Шелестят волны, шелестит подол платья незнакомой женщины. Шантия последний раз потянула носом воздух — и открыла глаза.

Не видно лица; оно укрыто длинными светлыми волосами. Не сказать точно, сколько незнакомке лет, можно лишь утверждать: она не из варварских женщин. Слишком тонки запястья, обнимающие укутанного в шерстяной платок младенца; не ввести в заблуждение драгоценным браслетам и ожерельям, коих на ней великое множество. Даже у малыша на крохотной ручке — золотой браслет. Защемило отчего-то сердце — и Шантия прошептала, не давая себе надеяться:

— Мама?

Богиня учит, будто бы души покойных уходят за горизонт, чтобы переродиться и вернуться в новой жизни; но как бы хотелось верить, что до сих пор где-то жива Шэала, такая, какой запомнила её дочь, а не дитя, в чьей груди тлеет то же пламя. У едва родившихся нет памяти о былой жизни; так много ли толку с того, что в них, быть может, переродился кто-то близкий, если они не вспомнят тебя, не назовут по имени?..

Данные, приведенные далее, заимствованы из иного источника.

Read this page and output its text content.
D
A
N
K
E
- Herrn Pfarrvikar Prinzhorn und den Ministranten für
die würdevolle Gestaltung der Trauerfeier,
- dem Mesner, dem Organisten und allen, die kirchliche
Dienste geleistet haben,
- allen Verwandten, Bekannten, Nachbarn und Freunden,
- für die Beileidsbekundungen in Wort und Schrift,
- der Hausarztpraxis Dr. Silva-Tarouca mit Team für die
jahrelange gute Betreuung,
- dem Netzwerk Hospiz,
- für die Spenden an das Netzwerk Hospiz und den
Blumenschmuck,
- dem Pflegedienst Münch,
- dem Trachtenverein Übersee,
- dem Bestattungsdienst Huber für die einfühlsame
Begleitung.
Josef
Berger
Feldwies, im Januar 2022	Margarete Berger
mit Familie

Ребёнок замолчал, незнакомка же подняла голову. Теперь они смотрели друг на друга — Шантия и её отражение. Пленница собственного кошмара вжалась спиной в каменное дерево; как же похожа! Только в лице — усталость и мука, а глаза пусты. Так не смотрят живые, нет, в живых глазах не бывает так много безразличия, так много тумана…

Туман медленно обращался дымом; вытекая из глаз, он обволакивал фигуру отражения и младенца в её руках. Вот уже тлеет подол платья, а женщина-огонь, принявшая столь пугающее обличье, улыбается и протягивает ребёнка ей. Пусть сон, пусть кошмар; но один взгляд на готовые вспыхнуть длинные рукава заставил поспешить.

Он же сгорит!

Превозмогая ставшее непослушным и неподатливым тело, Шантия сделала шаг навстречу горящей себе, ещё один… Женщина-огонь беззвучно рассмеялась — и вспыхнула целиком, будто факел. Младенец кричал — и чернела, расползалась его кожа, превращаясь в уголь, а после — осыпаясь пеплом. Чудовищная повелительница кошмара бросила мёртвое тельце оземь и с отвращением откинула от себя ногой.

— Прекрати! — уже зная, что ничем не сможет помочь, Шантия старалась стоять прямо, смотреть на чудовище на равных. Нет, это не последняя их встреча; и уж в следующий раз она не сбежит.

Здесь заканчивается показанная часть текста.